Protection for Pregnant People and Newborns
If you’re pregnant, trying to become pregnant, or breastfeeding, vaccination offers a benefit that extends beyond your own protection. When you get vaccinated during pregnancy, your body produces antibodies that cross the placenta and reach your baby before birth. These antibodies are also present in breast milk. This means your newborn gets a degree of protection during the first months of life, a period when infants are too young to be vaccinated themselves and are especially vulnerable to respiratory infections.
CDC data suggests that vaccination later in pregnancy may transfer higher levels of protective antibodies to the infant, though vaccination at any point during pregnancy provides some benefit.
Who Benefits Most
The vaccine is recommended for everyone ages 6 months and older, but it matters most for certain groups. Adults 65 and older see the largest reductions in hospitalization and death. People with chronic conditions like diabetes, heart disease, lung disease, or weakened immune systems face higher baseline risk from COVID, so the absolute benefit of vaccination is greater. Residents of long-term care facilities, where outbreaks spread quickly and hit hard, are also a priority group.

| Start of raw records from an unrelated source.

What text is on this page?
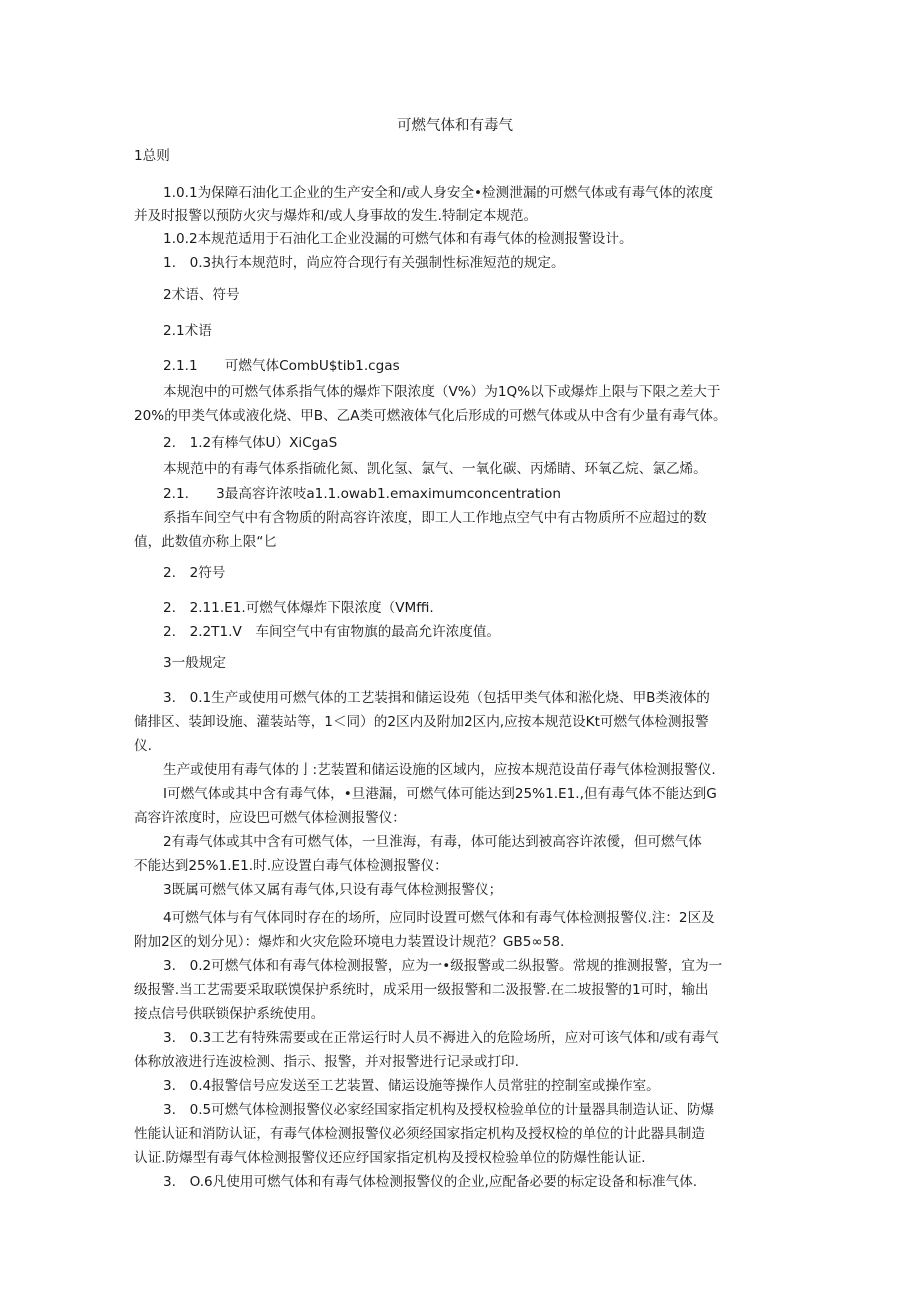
可燃气体和有毒气
1总则
1.0.1为保障石油化工企业的生产安全和/或人身安全•检测泄漏的可燃气体或有毒气体的浓度
并及时报警以预防火灾与爆炸和/或人身事故的发生.特制定本规范。
1.0.2本规范适用于石油化工企业没漏的可燃气体和有毒气体的检测报警设计。
1.　0.3执行本规范时，尚应符合现行有关强制性标准短范的规定。
2术语、符号
2.1术语
2.1.1　　可燃气体CombU$tib1.cgas
本规泡中的可燃气体系指气体的爆炸下限浓度（V%）为1Q%以下或爆炸上限与下限之差大于
20%的甲类气体或液化烧、甲B、乙A类可燃液体气化后形成的可燃气体或从中含有少量有毒气体。
2.　1.2有棒气体U）XiCgaS
本规范中的有毒气体系指硫化氮、凯化氢、氯气、一氧化碳、丙烯睛、环氧乙烷、氯乙烯。
2.1.　　3最高容许浓吱a1.1.owab1.emaximumconcentration
系指车间空气中有含物质的附高容许浓度，即工人工作地点空气中有古物质所不应超过的数
值，此数值亦称上限“匕
2.　2符号
2.　2.11.E1.可燃气体爆炸下限浓度（VMffi.
2.　2.2T1.V　车间空气中有宙物旗的最高允许浓度值。
3一般规定
3.　0.1生产或使用可燃气体的工艺装揖和储运设苑（包括甲类气体和淞化烧、甲B类液体的
储排区、装卸设施、灌装站等，1＜同）的2区内及附加2区内,应按本规范设Kt可燃气体检测报警
仪.
生产或使用有毒气体的亅:艺装置和储运设施的区域内，应按本规范设苗仔毒气体检测报警仪.
I可燃气体或其中含有毒气体，•旦港漏，可燃气体可能达到25%1.E1.,但有毒气体不能达到G
高容许浓度时，应设巴可燃气体检测报警仪：
2有毒气体或其中含有可燃气体，一旦淮海，有毒，体可能达到被高容许浓僾，但可燃气体
不能达到25%1.E1.时.应设置白毒气体检测报警仪：
3既属可燃气体又属有毒气体,只设有毒气体检测报警仪；
4可燃气体与有气体同时存在的场所，应同时设置可燃气体和有毒气体检测报警仪.注：2区及
附加2区的划分见）：爆炸和火灾危险环境电力装置设计规范？GB5∞58.
3.　0.2可燃气体和有毒气体检测报警，应为一•级报警或二纵报警。常规的推测报警，宜为一
级报警.当工艺需要采取联馍保护系统时，成采用一级报警和二汲报警.在二坡报警的1可时，输出
接点信号供联锁保护系统使用。
3.　0.3工艺有特殊需要或在正常运行时人员不褥进入的危险场所，应对可该气体和/或有毒气
体称放液进行连波检测、指示、报警，并对报警进行记录或打印.
3.　0.4报警信号应发送至工艺装置、储运设施等操作人员常驻的控制室或操作室。
3.　0.5可燃气体检测报警仪必家经国家指定机构及授权检验单位的计量器具制造认证、防爆
性能认证和消防认证，有毒气体检测报警仪必须经国家指定机构及授权检的单位的计此器具制造
认证.防爆型有毒气体检测报警仪还应纾国家指定机构及授权检验单位的防爆性能认证.
3.　O.6凡使用可燃气体和有毒气体检测报警仪的企业,应配备必要的标定设备和标准气体.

If you’re younger and healthy, your personal risk of severe COVID is lower, but it isn’t zero. Vaccination still reduces your chances of a miserable week-long illness, lowers the odds of long COVID, and decreases the likelihood you’ll spread the virus to someone more vulnerable in your household or community.
Timing and How Often to Get Vaccinated
Vaccine protection fades over time, which is why updated formulations are released to match circulating variants. The current recommendation is a 2025-2026 COVID vaccine for everyone 6 months and older. If you recently had COVID, you can wait about three months after your symptoms started (or after a positive test if you had no symptoms) before getting vaccinated, since your natural immunity provides some short-term protection.
People over 65 or those with weakened immune systems may be eligible for additional doses. Your specific schedule depends on your age, health status, and vaccination history, but the core message is straightforward: protection wanes, and an updated dose restores it.